Face à ce gap sémantique, c’est Yan qui, as usual, sera le sésame. Au terme du concert, après que je lui ai fait part de mon désarroi, il me répond tout de go qu’il aime avant tout la musique de François Corneloup pour sa dimension « romanesque ». Bingo. C’est bien le qualificatif qui convient pour décrire ce solo qui m’a effectivement transporté à travers une succession de rebondissements. Débutant par la répétition interminable d’un motif, sa variation impalpable au fil du souffle et de l’énergie propulsée par le corps du musicien-narrateur, de plus en plus bruitiste, pour ensuite faire évoluer l’auditeur comme à travers une suite de vagues, vagues sonores qui brossent autant de paysages et d’atmosphères, bourdons et sirènes de navires, didgeridoo et flûte berbère, cuivré ou soyeux, jusqu’à l’infiniment petit, et au silence. Un corps, du métal cuivré, mais aussi, je m’en souviens maintenant, un chant.

La voix de Jésus.

Le dernier concert, je l’ai vécu comme un rêve. Après ces deux solos, il s’agissait cette fois d’un duo entre deux autres familiers d’Einstein On The Beach : le «batteur» (un mot qui semble bien réducteur dans son cas, tout autant que «percussionniste ) Mathias Pontevia et l’accordéonniste-chanteur Jésus Aured.
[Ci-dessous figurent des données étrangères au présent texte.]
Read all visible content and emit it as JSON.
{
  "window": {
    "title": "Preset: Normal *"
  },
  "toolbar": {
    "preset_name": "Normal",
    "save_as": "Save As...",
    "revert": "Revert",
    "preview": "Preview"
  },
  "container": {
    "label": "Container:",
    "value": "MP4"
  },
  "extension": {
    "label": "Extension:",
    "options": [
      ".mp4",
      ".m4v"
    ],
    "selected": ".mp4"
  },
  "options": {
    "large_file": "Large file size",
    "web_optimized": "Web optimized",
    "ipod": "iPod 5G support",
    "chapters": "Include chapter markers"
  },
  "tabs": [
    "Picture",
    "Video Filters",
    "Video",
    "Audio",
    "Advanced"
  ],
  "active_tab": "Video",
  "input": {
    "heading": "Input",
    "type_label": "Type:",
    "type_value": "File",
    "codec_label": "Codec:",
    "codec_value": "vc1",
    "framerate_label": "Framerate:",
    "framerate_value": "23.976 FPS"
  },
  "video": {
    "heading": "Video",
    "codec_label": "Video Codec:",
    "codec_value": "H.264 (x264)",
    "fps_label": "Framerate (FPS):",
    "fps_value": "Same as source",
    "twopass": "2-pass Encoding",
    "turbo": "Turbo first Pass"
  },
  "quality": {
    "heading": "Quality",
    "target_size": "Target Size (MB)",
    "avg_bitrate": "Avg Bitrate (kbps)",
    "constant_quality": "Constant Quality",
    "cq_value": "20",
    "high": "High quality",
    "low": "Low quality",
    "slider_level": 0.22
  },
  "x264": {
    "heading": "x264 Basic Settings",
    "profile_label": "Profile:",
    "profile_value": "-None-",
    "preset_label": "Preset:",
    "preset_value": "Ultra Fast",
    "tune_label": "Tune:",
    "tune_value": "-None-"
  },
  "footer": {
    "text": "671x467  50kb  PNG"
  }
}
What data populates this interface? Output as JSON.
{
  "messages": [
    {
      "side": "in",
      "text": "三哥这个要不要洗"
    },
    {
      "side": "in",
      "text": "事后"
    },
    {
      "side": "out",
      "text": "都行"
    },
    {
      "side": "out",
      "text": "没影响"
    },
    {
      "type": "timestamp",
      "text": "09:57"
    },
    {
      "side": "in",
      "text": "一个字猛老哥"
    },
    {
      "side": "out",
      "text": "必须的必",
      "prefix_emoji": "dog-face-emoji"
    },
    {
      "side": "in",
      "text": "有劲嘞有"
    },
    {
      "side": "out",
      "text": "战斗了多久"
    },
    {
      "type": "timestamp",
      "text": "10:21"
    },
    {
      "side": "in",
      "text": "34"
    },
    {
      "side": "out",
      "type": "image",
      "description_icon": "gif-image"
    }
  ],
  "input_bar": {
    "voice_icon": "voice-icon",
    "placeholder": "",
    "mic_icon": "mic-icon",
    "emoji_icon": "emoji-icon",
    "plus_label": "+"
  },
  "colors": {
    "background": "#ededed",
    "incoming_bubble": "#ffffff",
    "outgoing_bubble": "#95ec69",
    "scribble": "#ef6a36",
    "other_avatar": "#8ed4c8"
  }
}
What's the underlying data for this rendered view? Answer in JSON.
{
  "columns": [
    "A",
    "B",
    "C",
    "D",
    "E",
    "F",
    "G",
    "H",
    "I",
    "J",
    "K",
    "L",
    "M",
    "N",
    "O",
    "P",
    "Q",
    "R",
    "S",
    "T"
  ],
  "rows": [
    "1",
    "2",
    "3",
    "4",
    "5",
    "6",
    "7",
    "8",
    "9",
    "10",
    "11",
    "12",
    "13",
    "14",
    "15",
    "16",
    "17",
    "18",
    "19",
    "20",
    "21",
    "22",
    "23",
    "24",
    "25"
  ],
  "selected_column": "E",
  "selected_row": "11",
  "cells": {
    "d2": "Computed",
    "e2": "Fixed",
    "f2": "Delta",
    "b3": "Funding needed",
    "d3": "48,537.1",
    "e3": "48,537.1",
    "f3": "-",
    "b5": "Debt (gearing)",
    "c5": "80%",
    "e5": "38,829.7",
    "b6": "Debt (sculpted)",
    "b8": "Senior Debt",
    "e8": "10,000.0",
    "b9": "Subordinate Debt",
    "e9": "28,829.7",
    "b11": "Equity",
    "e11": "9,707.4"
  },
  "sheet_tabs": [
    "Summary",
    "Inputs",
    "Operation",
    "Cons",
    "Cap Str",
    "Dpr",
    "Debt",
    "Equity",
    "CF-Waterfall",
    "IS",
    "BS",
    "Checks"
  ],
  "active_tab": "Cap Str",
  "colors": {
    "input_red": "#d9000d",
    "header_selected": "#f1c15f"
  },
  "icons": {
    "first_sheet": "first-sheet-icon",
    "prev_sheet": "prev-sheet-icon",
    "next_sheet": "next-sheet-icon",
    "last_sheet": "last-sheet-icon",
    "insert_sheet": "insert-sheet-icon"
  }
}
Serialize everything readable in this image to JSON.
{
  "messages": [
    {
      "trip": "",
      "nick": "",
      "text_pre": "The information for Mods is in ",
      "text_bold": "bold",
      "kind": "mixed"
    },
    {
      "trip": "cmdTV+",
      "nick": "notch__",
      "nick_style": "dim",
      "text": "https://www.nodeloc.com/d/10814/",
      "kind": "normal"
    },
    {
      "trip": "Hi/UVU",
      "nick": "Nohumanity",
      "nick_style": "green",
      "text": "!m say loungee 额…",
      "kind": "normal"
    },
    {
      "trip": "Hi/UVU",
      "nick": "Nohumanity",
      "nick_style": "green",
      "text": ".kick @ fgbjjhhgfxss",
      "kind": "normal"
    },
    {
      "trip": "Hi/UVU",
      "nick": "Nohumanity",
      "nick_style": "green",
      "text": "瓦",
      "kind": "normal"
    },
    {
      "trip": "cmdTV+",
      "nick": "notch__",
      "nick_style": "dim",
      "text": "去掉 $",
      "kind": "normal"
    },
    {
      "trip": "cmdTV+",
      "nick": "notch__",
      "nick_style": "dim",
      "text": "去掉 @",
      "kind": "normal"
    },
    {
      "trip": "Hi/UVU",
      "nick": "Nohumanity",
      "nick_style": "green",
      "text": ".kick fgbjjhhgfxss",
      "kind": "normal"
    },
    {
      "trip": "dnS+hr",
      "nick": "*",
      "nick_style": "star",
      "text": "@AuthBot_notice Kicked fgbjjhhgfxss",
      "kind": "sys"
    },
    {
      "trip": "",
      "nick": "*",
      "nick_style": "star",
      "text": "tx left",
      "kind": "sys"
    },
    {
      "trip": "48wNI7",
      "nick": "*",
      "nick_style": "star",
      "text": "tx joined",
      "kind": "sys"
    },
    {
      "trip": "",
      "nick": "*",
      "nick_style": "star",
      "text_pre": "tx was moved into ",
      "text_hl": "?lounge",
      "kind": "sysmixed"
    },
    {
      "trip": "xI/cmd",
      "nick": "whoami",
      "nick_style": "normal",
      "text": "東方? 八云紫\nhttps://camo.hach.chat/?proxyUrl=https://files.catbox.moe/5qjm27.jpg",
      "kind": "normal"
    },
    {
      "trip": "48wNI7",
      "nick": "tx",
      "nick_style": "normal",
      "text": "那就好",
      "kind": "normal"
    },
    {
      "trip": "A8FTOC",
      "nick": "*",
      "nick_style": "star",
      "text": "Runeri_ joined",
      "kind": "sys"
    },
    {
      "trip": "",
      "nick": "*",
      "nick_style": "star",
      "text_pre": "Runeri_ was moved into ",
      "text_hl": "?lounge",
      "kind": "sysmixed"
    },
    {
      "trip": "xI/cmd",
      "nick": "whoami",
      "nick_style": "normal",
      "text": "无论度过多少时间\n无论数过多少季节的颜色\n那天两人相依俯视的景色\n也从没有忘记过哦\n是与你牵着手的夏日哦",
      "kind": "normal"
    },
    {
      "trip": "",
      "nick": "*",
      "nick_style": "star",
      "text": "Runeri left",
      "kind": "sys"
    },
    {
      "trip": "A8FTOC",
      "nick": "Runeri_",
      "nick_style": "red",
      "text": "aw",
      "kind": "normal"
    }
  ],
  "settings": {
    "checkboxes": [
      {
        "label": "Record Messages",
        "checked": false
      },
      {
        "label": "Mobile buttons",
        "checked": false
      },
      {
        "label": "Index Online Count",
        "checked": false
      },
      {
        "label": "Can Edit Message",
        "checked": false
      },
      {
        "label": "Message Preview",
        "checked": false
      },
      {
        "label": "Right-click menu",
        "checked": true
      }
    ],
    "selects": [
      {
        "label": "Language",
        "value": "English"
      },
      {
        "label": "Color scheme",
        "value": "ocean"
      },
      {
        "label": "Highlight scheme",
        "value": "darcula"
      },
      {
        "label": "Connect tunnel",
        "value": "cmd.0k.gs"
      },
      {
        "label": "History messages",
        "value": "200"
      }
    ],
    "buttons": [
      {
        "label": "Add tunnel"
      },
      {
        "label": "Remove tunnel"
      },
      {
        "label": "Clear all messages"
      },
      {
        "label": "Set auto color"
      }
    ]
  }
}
« Vibrant à l’unisson, l’un et l’autre élaborent un monde sonore organique, une sculpture vivante laissant libre cours à leur amour du dialogue, entre les musiciens comme entre les musiques »: écrivais-je avant le concert. Mais oui : toute auto-satisfaction mise à part, c’était exactement cela. Tout de suite j’ai fermé les yeux et tout de suite – après avoir de nouveau songé à ce hiatus entre la vue et l’ouïe, m’être demandé si un concert ne s’apprécie pas forcément les yeux fermés – il m’a semblé entendre des instruments électroniques. Des synthétiseurs d’outre-tombe. Les textures sombres, impalpables mais luxuriantes, irréellement denses déployées par Jésus Aured m’ont fait penser à Pan Sonic, à Mario de Vega.

(Publi-rédactionnel : Et en repensant à Mario De Vega, musicien mexicain que pour ma part j’ai découvert l’an passé ici même, au Centre d’animation Saint-Michel, grâce à un fantastique concert avec Pascal Battus organisé par Einstein On The Beach, je me suis dit que cette association, tout de même, n’avait guère d’équivalent en matière d’ouverture musicale et de pluralité esthétique – entre Mario De Vega, Pantxix Bidar, The Ant, Taranta ou aujourd’hui ce duo, il y a un monde et pourtant aussi d’évidentes affinités, une même inclination vers la recherche qu’induit toute rencontre, et une même propension au polymorphisme. Une ouverture musicale dont on s’étonne qu’elle ne soit apparemment pas partagée par davantage de monde…)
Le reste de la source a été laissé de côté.